21.3 Weak acids and bases

Question 1

What are weak acids and bases

Answer 1

They only slightly Ionise when dissolved in water
Eg ethanoic acid

Question 2

In equation

CH3COOH <—> H+ + CH3COO-

explain how it dissociates

Answer 2

Most molecules remain bonded, only some dissociate into ions

So reaction stays at equilibrium because it doesn’t fully dissociate

Question 3

Explain equation

NH3 + H2O <—> NH4+ + OH-

Answer 3

Ammonia acts as a base and only partially dissociates so the NH3 can gain a proton, and water loses one

Question 4

What is equilibrium for a weak acid dissociating
If weak acid is HA
HA(aq) <—-> H+(aq) + A-(aq)

Answer 4

kc = [H+][A-] / [HA]

However weak acids are usually given symbol Ka and called the acid dissociation constant

ka = [H+(aq)][A-(aq)] / [HA(aq)]

Question 5

What does the size of Ka represent

Answer 5

The larger the value of ka, the further the equilibrium is to the right, because there are more products than reactants.

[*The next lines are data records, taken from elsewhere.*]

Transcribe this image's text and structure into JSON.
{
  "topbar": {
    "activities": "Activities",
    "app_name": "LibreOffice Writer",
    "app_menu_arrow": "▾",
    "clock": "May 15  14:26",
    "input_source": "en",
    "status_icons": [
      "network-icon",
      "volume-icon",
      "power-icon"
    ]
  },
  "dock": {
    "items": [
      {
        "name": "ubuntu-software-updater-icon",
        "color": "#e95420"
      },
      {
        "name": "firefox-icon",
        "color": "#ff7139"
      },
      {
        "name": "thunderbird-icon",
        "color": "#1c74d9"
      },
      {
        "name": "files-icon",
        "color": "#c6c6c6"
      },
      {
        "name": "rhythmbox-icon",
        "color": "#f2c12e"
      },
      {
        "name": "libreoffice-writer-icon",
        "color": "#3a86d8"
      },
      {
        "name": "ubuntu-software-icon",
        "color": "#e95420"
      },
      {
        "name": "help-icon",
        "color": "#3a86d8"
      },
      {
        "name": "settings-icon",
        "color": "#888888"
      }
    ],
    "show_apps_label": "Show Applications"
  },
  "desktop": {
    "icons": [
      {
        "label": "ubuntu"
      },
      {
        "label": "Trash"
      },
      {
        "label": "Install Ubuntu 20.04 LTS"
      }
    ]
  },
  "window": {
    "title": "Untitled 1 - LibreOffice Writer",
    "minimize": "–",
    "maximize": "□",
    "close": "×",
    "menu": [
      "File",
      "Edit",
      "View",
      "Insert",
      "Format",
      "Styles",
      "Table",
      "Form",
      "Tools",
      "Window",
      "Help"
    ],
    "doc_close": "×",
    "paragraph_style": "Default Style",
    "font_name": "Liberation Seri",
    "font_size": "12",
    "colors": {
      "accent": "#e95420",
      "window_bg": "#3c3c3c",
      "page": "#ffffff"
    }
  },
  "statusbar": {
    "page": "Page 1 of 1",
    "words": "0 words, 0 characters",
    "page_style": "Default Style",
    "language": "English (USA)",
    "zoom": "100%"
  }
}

So the larger the value of ka, more of the acid is dissociated so the stronger it is.
Ka has units moldm^-3

Question 6

How do you calculate PH of weak acids

Answer 6

When calculating strong acids, you assume they are fully dissociated

However in weak acids you must use acid dissociation expression to calculate [H+]

Question 7

Calculate PH of 1moldm-3 ethanoic acid

CH3COOH <—> CH3COO-(aq) + H+(aq)

Value of ka for ethanoic is 1.7 x 10^-5

Answer 7

Ka = [CH3COO-][H+] / CH3COOH

But as each molecule of CH3COOH that dissociates produces one CH3COO- ion and one H+ ion:

[CH3COO-(aq)] = [H+(aq)]
Since the degree of dissociation of ethanoic acid is so small, the H+ concentration is very small so to a good approximation,
1-[H+] = 1

Ka= [H+(aq)]^2 / 1
so 1.7 x 10^-5 = [H+]^2
so [H+] = 4.12 x 10^-3 moldm-3

-log10(4.12 x 10^3) this equals 2.385 is PH

Question 8

What is pKa of a weak acid referred to as

Answer 8

pKa = -log10Ka
so p is -log10 of

So it is like pH, but for weak acid